Power plants are the largest industrial source of toxic wastewater in the country, according to the Sierra Club, which sued the Georgia Environmental Protection Division earlier this year to push it to update permits at Plant Hammond and other Georgia Power coal-fired power plants.
But without stricter controls, the EPD’s new proposed permit allows continuing fish kills on the Coosa River from heated water from Plant Hammond, said Bowers. The 63-year-old plant doesn’t have a cooling tower.
Bowers said an earlier study by Georgia Power estimated that the plant kills up to 60,000 fish a year in the Coosa River.
“That is a grave concern. This is a very sensitive and unique, biologically diverse river,” he said.
The permit also could limit public input in the future on Georgia Power’s plans to eventually empty water from nearby coal ash lagoons into the river, he said.
Arsenic at higher levels than state law allows has been detected in a test well at Plant Hammond.
However, officials at the Georgia Environmental Protection Division and Georgia Power disputed some of the environmentalists’ complaints.
Audra Dickson, with the EPD’s watershed protection branch, said the new permit will control releases of heated water by limiting the plant’s operation when water levels in the river are low. That limit will go into force as soon as the new permit takes effect.
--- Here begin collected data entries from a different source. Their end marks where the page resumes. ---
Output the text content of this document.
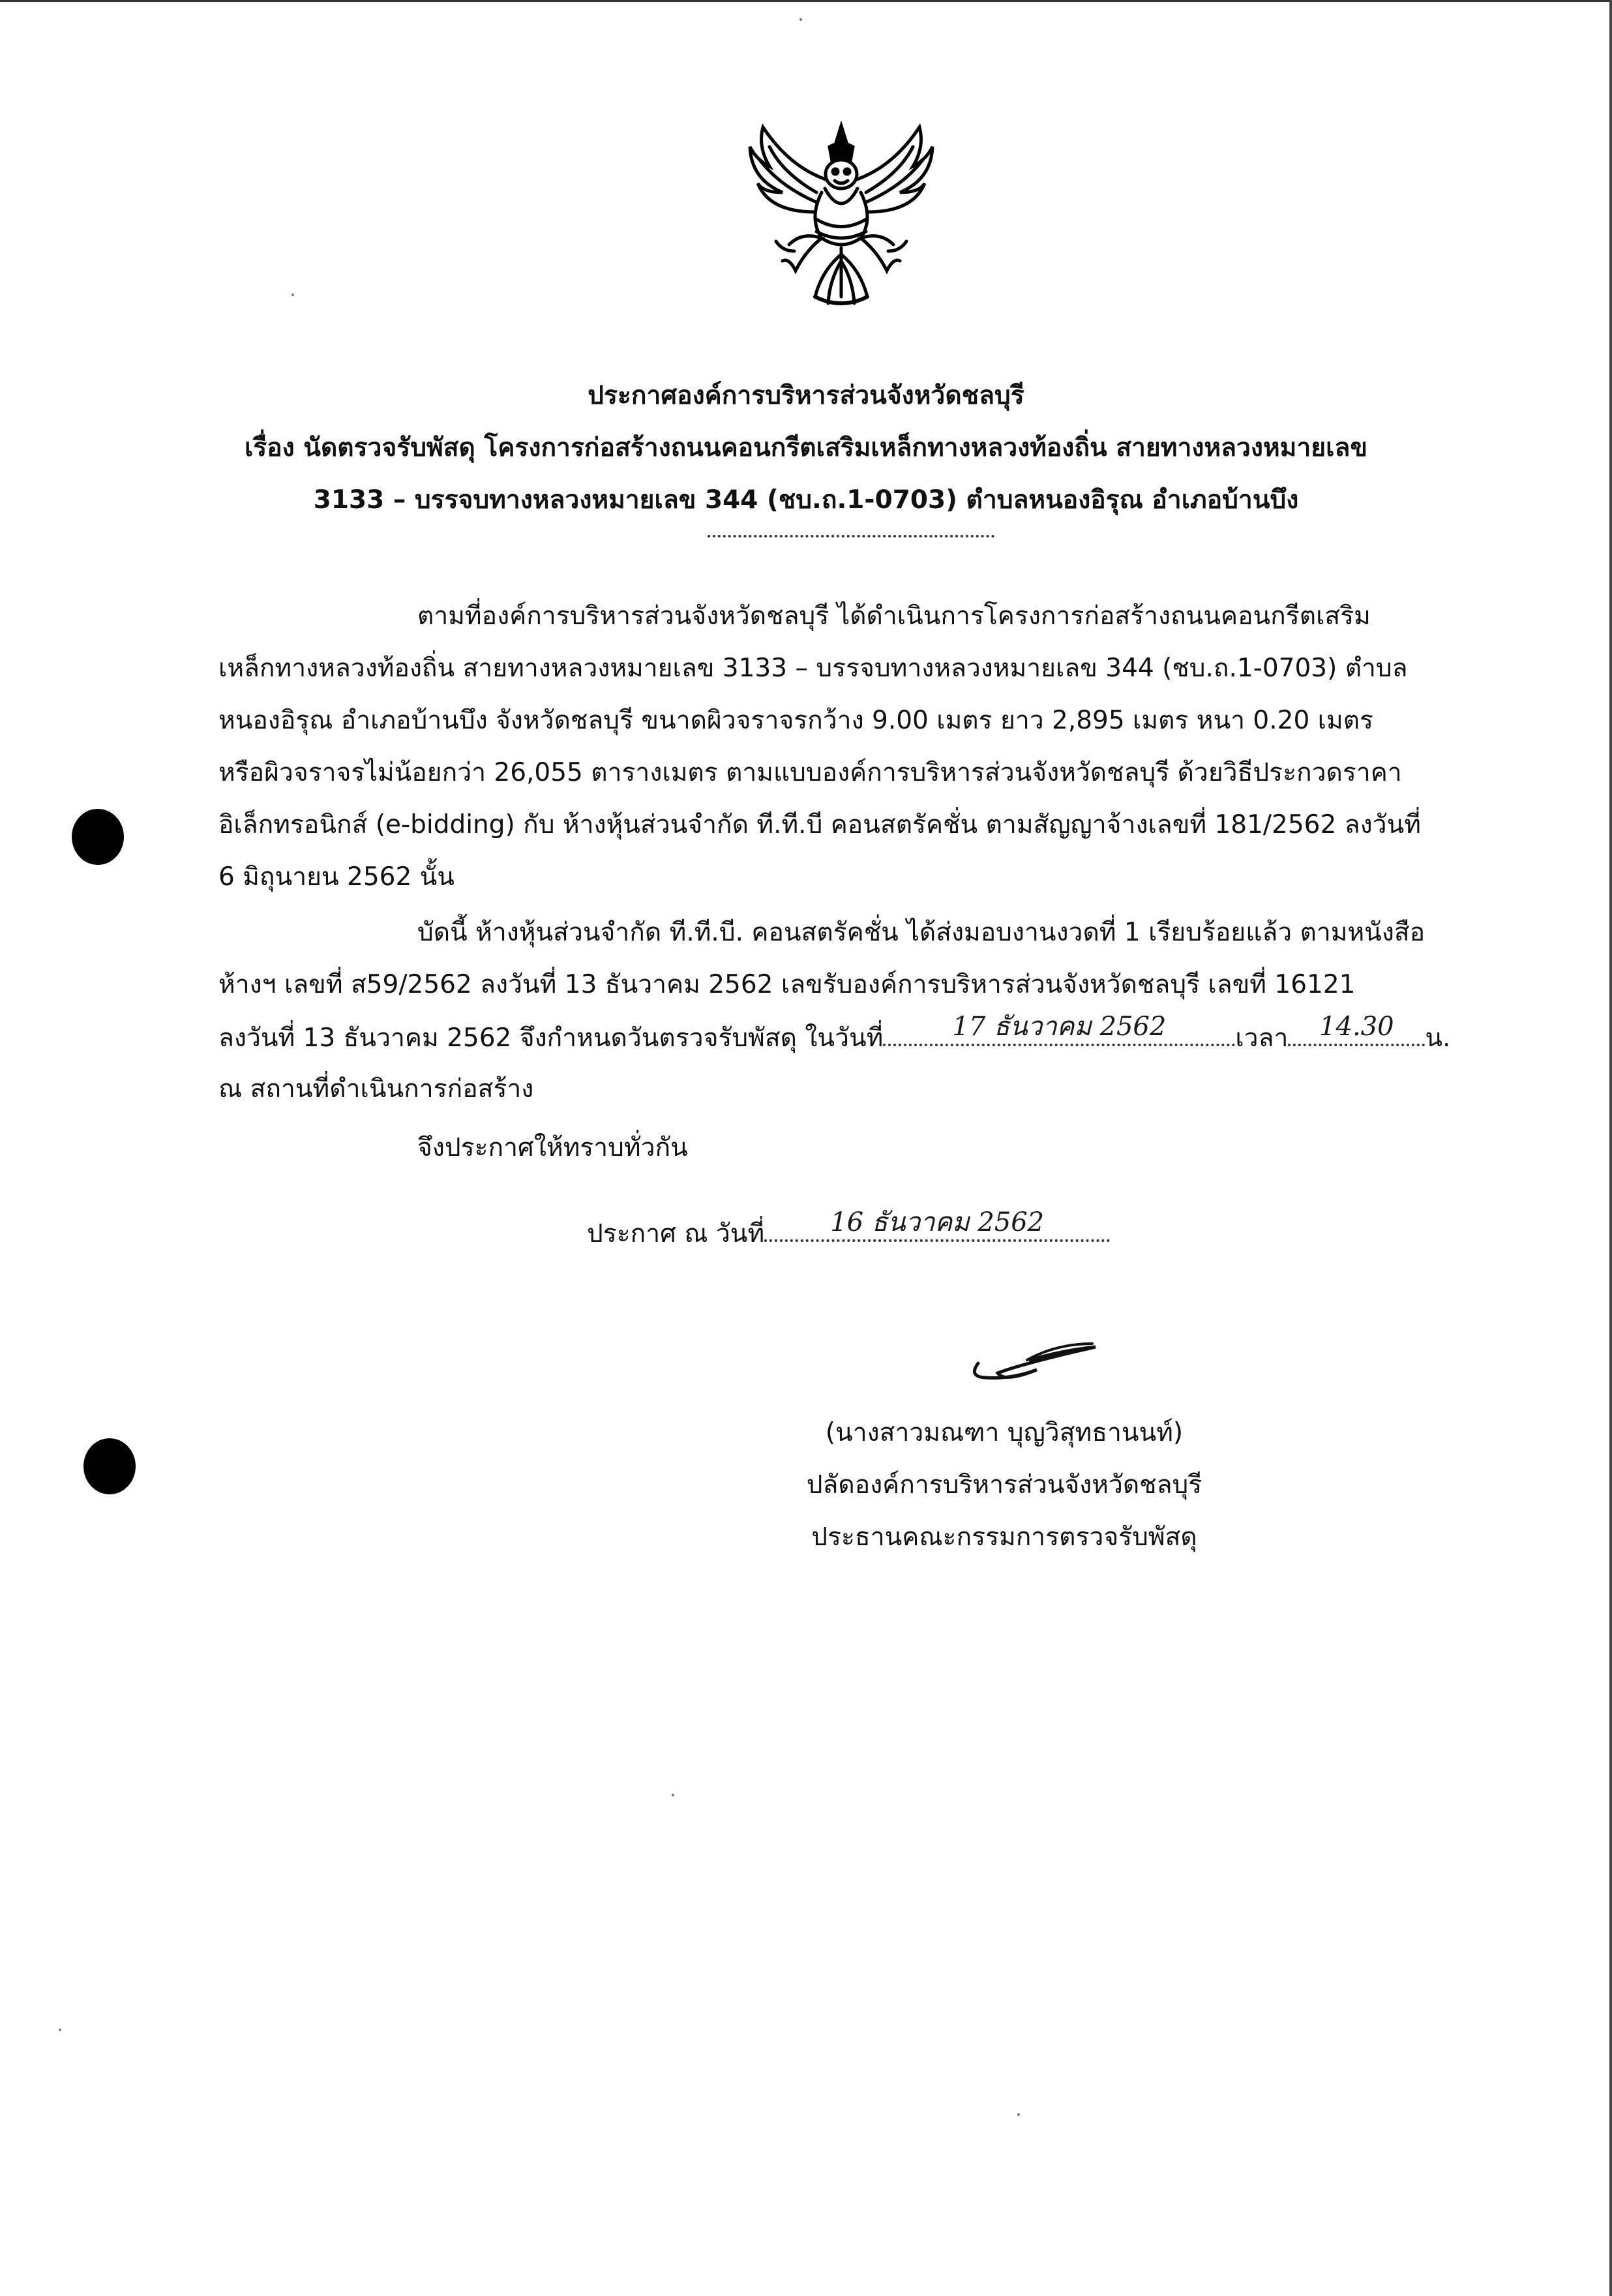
ประกาศองค์การบริหารส่วนจังหวัดชลบุรี
เรื่อง นัดตรวจรับพัสดุ โครงการก่อสร้างถนนคอนกรีตเสริมเหล็กทางหลวงท้องถิ่น สายทางหลวงหมายเลข
3133 – บรรจบทางหลวงหมายเลข 344 (ชบ.ถ.1-0703) ตำบลหนองอิรุณ อำเภอบ้านบึง
ตามที่องค์การบริหารส่วนจังหวัดชลบุรี ได้ดำเนินการโครงการก่อสร้างถนนคอนกรีตเสริม
เหล็กทางหลวงท้องถิ่น สายทางหลวงหมายเลข 3133 – บรรจบทางหลวงหมายเลข 344 (ชบ.ถ.1-0703) ตำบล
หนองอิรุณ อำเภอบ้านบึง จังหวัดชลบุรี ขนาดผิวจราจรกว้าง 9.00 เมตร ยาว 2,895 เมตร หนา 0.20 เมตร
หรือผิวจราจรไม่น้อยกว่า 26,055 ตารางเมตร ตามแบบองค์การบริหารส่วนจังหวัดชลบุรี ด้วยวิธีประกวดราคา
อิเล็กทรอนิกส์ (e-bidding) กับ ห้างหุ้นส่วนจำกัด ที.ที.บี คอนสตรัคชั่น ตามสัญญาจ้างเลขที่ 181/2562 ลงวันที่
6 มิถุนายน 2562 นั้น
บัดนี้ ห้างหุ้นส่วนจำกัด ที.ที.บี. คอนสตรัคชั่น ได้ส่งมอบงานงวดที่ 1 เรียบร้อยแล้ว ตามหนังสือ
ห้างฯ เลขที่ ส59/2562 ลงวันที่ 13 ธันวาคม 2562 เลขรับองค์การบริหารส่วนจังหวัดชลบุรี เลขที่ 16121
ลงวันที่ 13 ธันวาคม 2562 จึงกำหนดวันตรวจรับพัสดุ ในวันที่	17 ธันวาคม 2562	เวลา	14.30	น.
ณ สถานที่ดำเนินการก่อสร้าง
จึงประกาศให้ทราบทั่วกัน
ประกาศ ณ วันที่	16 ธันวาคม 2562
(นางสาวมณฑา บุญวิสุทธานนท์)
ปลัดองค์การบริหารส่วนจังหวัดชลบุรี
ประธานคณะกรรมการตรวจรับพัสดุ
Dickson said another rule won’t take effect until 2023 after the EPD concluded Georgia Power couldn’t meet the requirements by next year. That deadline applies to the permit’s limits on wastewater from removing sulfur from the plant’s coal-burning power generators.
“Upon the completion of the public participation process, EPD will review the comments received and make a permit determination” on that provision, Dickson said in an emailed response.
Dickson said Georgia Power is currently allowed to discharged treated wastewater from its coal ash ponds into the Coosa River, but as a “precautionary measure,” it will require the company to submit a “dewatering plan” for the agency’s review.
As part of its plans to shut down all the ash ponds at its coal-fired plants, Georgia Power plans to “dewater” — or remove all the water from — some of the ponds before sealing or excavating the sites and recycling the ash for concrete or other uses. Environmentalists fear it could stir up the sediments, releasing more toxic metals into the wastewater.
Kraft, with Georgia Power, said the environmentalists’ complaints are “misleading and inflammatory.”
He said the water coming from Plant Hammond “is not untreated or hot,” and meets the plant’s current wastewater permit. He said the new permit’s more stringent controls on water heat limits will take effect when the new permit goes into effct.
While not disputing the fish kill estimates in the Georgia Power study cited by the environmentalists, Kraft said it was “an unofficial, one-time study more than 10 years ago that was never finalized.”
Kraft said arsenic “slightly above the state’s standard” was found in two samples in one of 32 test wells at Plant Hammond, and that monitoring will continue after the ash ponds are closed.
“We believe the results from this well may be linked to historic herbicide use at a nearby substation,” he said.